New Social Contract:

Bolivia is no longer the country designed at the desks of central power. The most recent subnational elections did more than reshuffle authorities; they exposed a deeper rupture: the exhaustion of the centralist model as the organizing axis of the State. What emerged from the ballot box was not a classic alternation, but a shift of real power toward regions and municipalities that now operate with their own logic. The result is uncomfortable but unavoidable: the center formally retains command, but has lost its effective capacity to lead.

The underlying problem is a clash of legitimacies. On one side, a central government sustained by the state structure and control of resources; on the other, local authorities with direct, immediate, and territorially solid backing. This tension is not new, but it has reached a critical point. When the central level loses influence in the main cities and economic hubs, it ceases to be an articulator and becomes an obstacle. Politics no longer flows; it gets blocked.

The decline of centralism is not ideological, it is functional. The model has proven incapable of responding with agility to local demands, of allocating resources based on technical criteria, and of coexisting with leadership it does not control. Instead of adapting, it has opted for mechanisms of pressure: bureaucracy, judicialization, budgetary suffocation. But that reaction has produced the opposite effect: it has accelerated regional awareness.

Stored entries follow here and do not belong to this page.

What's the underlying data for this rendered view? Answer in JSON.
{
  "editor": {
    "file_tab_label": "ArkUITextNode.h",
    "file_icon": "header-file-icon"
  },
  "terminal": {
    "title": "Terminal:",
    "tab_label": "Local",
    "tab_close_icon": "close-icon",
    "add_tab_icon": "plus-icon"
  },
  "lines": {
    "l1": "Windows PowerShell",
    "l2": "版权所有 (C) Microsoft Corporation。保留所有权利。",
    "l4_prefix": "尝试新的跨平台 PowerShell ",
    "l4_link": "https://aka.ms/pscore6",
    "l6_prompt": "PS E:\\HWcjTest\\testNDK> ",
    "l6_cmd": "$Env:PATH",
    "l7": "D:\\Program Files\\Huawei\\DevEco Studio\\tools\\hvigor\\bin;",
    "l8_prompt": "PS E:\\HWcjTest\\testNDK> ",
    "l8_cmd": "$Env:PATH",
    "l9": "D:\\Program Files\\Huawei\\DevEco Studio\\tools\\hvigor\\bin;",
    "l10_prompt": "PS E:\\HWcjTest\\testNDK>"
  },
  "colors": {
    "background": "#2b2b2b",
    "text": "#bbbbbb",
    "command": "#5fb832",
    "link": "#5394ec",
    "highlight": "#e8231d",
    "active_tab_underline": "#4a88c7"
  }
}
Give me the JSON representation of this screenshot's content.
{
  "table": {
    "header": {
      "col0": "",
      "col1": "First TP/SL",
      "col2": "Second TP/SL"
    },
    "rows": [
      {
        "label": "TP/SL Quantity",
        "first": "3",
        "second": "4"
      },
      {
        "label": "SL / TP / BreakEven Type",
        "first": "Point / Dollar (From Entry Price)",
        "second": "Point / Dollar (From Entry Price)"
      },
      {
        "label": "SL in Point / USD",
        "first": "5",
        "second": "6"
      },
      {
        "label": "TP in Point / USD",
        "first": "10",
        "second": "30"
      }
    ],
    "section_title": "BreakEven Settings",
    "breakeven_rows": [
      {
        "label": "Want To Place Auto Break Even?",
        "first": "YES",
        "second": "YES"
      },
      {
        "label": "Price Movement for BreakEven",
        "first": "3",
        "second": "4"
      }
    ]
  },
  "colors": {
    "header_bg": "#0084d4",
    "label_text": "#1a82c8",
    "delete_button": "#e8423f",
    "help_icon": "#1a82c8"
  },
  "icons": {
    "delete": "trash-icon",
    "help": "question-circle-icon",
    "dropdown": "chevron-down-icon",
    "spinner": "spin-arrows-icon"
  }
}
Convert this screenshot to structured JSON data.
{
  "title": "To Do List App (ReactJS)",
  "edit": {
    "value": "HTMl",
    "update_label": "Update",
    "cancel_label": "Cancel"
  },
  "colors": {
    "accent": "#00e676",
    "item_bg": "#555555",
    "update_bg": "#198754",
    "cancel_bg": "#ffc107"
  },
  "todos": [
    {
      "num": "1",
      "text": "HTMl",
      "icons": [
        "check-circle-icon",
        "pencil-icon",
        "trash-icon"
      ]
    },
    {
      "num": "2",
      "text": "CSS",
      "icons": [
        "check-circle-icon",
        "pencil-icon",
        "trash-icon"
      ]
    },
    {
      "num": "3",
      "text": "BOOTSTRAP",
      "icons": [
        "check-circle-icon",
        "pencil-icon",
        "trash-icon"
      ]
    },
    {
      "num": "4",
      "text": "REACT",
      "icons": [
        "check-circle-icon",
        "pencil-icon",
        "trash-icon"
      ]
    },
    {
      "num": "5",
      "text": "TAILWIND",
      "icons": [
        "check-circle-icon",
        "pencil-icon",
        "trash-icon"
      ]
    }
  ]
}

Today, departments and municipalities understand that depending on the center is a risk, not a guarantee.

In that context, speaking of a New Social Contract ceases to be a slogan and becomes a structural necessity. Bolivia needs to redefine the rules of coexistence between levels of power. This is not about fragmenting the country, but about recognizing its true configuration: a network of territories with their own dynamics that cannot be managed under a vertical scheme from the last century.

This new pact must start from a basic principle: power must correspond to responsibility. Regions manage health, infrastructure, and basic services; but they do not control resources in proportion to those obligations. This distortion is the core of the conflict. Without a fiscal redesign that redistributes competencies and budget, any attempt at harmony will be superficial.

But the change is not only economic. It is also institutional. The justice system cannot continue functioning as a tool of political disciplining, nor can the central level act as a partial arbiter. Legal certainty for local authorities and investment is an indispensable condition to stabilize the system. Without clear rules, politics will continue replacing governance.

Finally, the New Social Contract implies accepting an uncomfortable fact for traditional power: Bolivia is no longer predominantly rural nor homogeneous. It is urban, diverse, and regionally aware. Attempting to govern it from a uniform logic is not only ineffective, it is unviable.

Centralism will not collapse overnight, but it has already lost its capacity to organize the country. Persisting in that model will only deepen paralysis. The alternative is clear: either a new agreement is built that distributes power, resources, and decision-making more evenly, or Bolivia will continue moving toward a fragmentation that will become increasingly difficult to contain.